Entre os muitos “convidados” de Kramer (gente famosa da comédia americana, uns vindos do mudo, outros da televisão e do “music hall”, nem todos especialmente célebres para as plateias internacionais mas muito familiares a um público americano) também por lá aparece Jerry Lewis. Não fará mal, então, lembrar um conhecido dito de Jean-Luc Godard sobre ele: que “era ainda mais engraçado quando não tinha graça”. Podemos adaptar isso ao filme de Stanley Kramer: o mais “engraçado” de It’s a Mad, Mad, Mad World é justamente não ter assim tanta “graça”; é funcionar por uma lógica de acumulação, repetição, ausência quase completa (mesmo que eventualmente apenas semi-deliberada) de espirito de síntese, que puxa tudo – a duração, a economia narrativa, os diálogos e as piadas verbais, os “gags” e as cenas de acção – ao máximo, sendo que esse máximo se confunde perigosamente com um ponto de esgotamento. Nesse sentido, “it’s a mad, mad, mad, mad, mad film” (com cinco “mads”) porque procurando ser a “comédia total” nos mostra bem como a “comédia” – tornada a regra do jogo – assim “totalitariamente” exposta, parece desligar-se dos seus fundamentos, e cometer uma espécie de suicídio. Reparar-se-á que, no fim, riem mais os actores (a cena no hospital) do que, com toda a probabilidade, riem os espectadores na sala. Esgotada a sua capacidade de rir (e esgotadas eventualmente, para o bem e para o mal, outras coisas, como a paciência), o espectador fica só com o riso do filme, e percebe, se calhar, que esse riso é todo o riso que resta.

O que faz sentido.
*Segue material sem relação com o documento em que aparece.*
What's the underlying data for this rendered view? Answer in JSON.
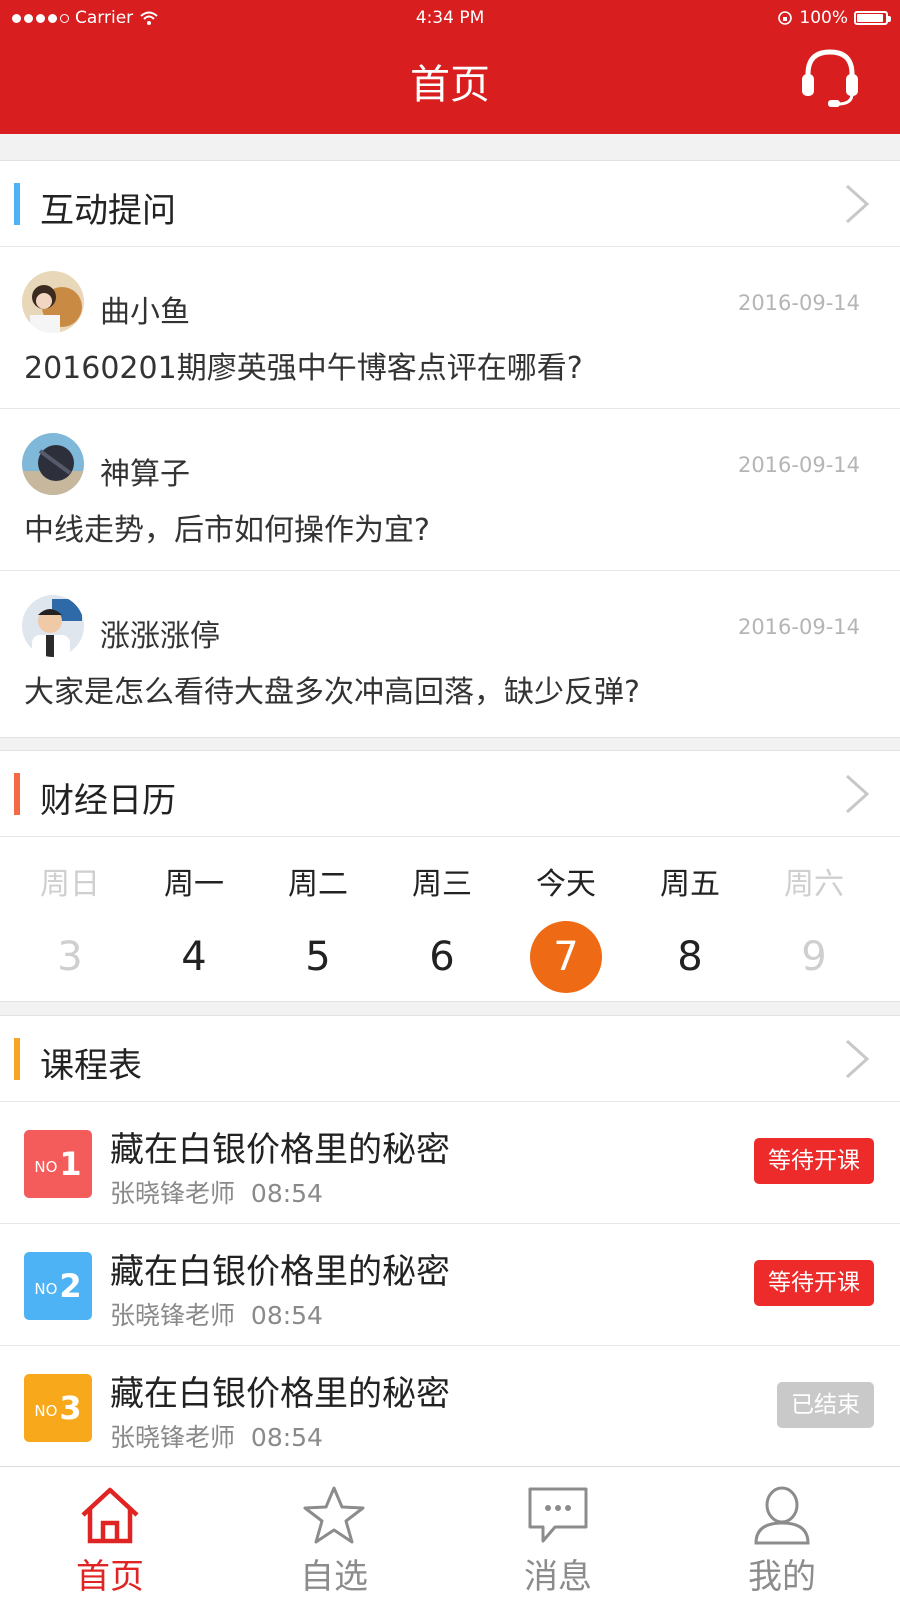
{
  "status_bar": {
    "carrier": "Carrier",
    "time": "4:34 PM",
    "battery": "100%"
  },
  "header": {
    "title": "首页",
    "support_icon": "headset-icon"
  },
  "qa": {
    "title": "互动提问",
    "accent": "#4db3f5",
    "items": [
      {
        "name": "曲小鱼",
        "date": "2016-09-14",
        "question": "20160201期廖英强中午博客点评在哪看?"
      },
      {
        "name": "神算子",
        "date": "2016-09-14",
        "question": "中线走势，后市如何操作为宜?"
      },
      {
        "name": "涨涨涨停",
        "date": "2016-09-14",
        "question": "大家是怎么看待大盘多次冲高回落，缺少反弹?"
      }
    ]
  },
  "calendar": {
    "title": "财经日历",
    "accent": "#f36a45",
    "today_color": "#ef6a14",
    "days": [
      {
        "name": "周日",
        "num": "3"
      },
      {
        "name": "周一",
        "num": "4"
      },
      {
        "name": "周二",
        "num": "5"
      },
      {
        "name": "周三",
        "num": "6"
      },
      {
        "name": "今天",
        "num": "7"
      },
      {
        "name": "周五",
        "num": "8"
      },
      {
        "name": "周六",
        "num": "9"
      }
    ]
  },
  "courses": {
    "title": "课程表",
    "accent": "#f6a623",
    "items": [
      {
        "no": "NO",
        "num": "1",
        "title": "藏在白银价格里的秘密",
        "teacher": "张晓锋老师",
        "time": "08:54",
        "status": "等待开课",
        "badge_color": "#f45b5b",
        "status_color": "#ee2b2b"
      },
      {
        "no": "NO",
        "num": "2",
        "title": "藏在白银价格里的秘密",
        "teacher": "张晓锋老师",
        "time": "08:54",
        "status": "等待开课",
        "badge_color": "#4db3f5",
        "status_color": "#ee2b2b"
      },
      {
        "no": "NO",
        "num": "3",
        "title": "藏在白银价格里的秘密",
        "teacher": "张晓锋老师",
        "time": "08:54",
        "status": "已结束",
        "badge_color": "#f8a81b",
        "status_color": "#c9c9c9"
      }
    ]
  },
  "tabbar": {
    "tabs": [
      {
        "label": "首页",
        "icon": "home-icon"
      },
      {
        "label": "自选",
        "icon": "star-icon"
      },
      {
        "label": "消息",
        "icon": "message-icon"
      },
      {
        "label": "我的",
        "icon": "user-icon"
      }
    ]
  },
  "colors": {
    "primary": "#d81e1e",
    "active_tab": "#e02424"
  }
}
Em oarte, como logo na altura foi notado, Kramer – mais conhecido pelos seus “dramas temáticos” (que também pelas melhores como pelas piores razão lhe atribuem um lugar singular na história de Hollywood) – não parece dominar muito habilmente os trâmites da comédia (e é forçoso pensar no que teria sido este filme caso ele tivesse sido dirigido por Frank Tashlin ou por Blake Edwards, a lógica cartoonesca de caos organizado do primeiro ou a elegância mordazmente venenosa do segundo). Há questões de ritmo, de “timing”, até da própria mecânica física fundamental aos gags (ver, por exemplo, a sequência da estação de serviço), que parecem falhar demasiadas vezes. Mas, por outra parte, há uma procura de grandiosidade no filme que se assemelha a um “dernier mot”, como se Kramer também quisesse fazer a comédia “definitiva”, o que equivale a dizer, um filme para “matar a comédia”. Eram os tempos dessas coisas, os primeiros anos da década de 1960, quando Hollywood descobrira (ou redescobrira, noutra escala) o “épico”, e a ideia de superprodução. It’s a Mad, Mad, Mad World está para a comédia como o Ben Hur para o drama histórico (ou é, como no drama bíblico de John Huston estreado poucos anos depois, “a maior comédia alguma vez contada”). E, provavelmente, embora sempre noutra escala ainda mais vasta, desde as aventuras de Chaplin e Keaton (este, também convidado de Kramer) os anos 20, a única superprodução cómica de Hollywood. O balão dessas superproduções rebentaria rapidamente – e o da comédia, por certo, rebentou logo aqui.

É por isso que o riso final, depois de o dinheiro que motiva toda a gente do filme se ter perdido definitivamente, nos lembra, mais do que qualquer outra coisa, o final do Treasure of Sierra Madre de John Huston. Semi-involuntariamente, ou vice-versa, Kramer assinou um tratado sobre a frustração. E perante a frustração, o riso é o melhor remédio.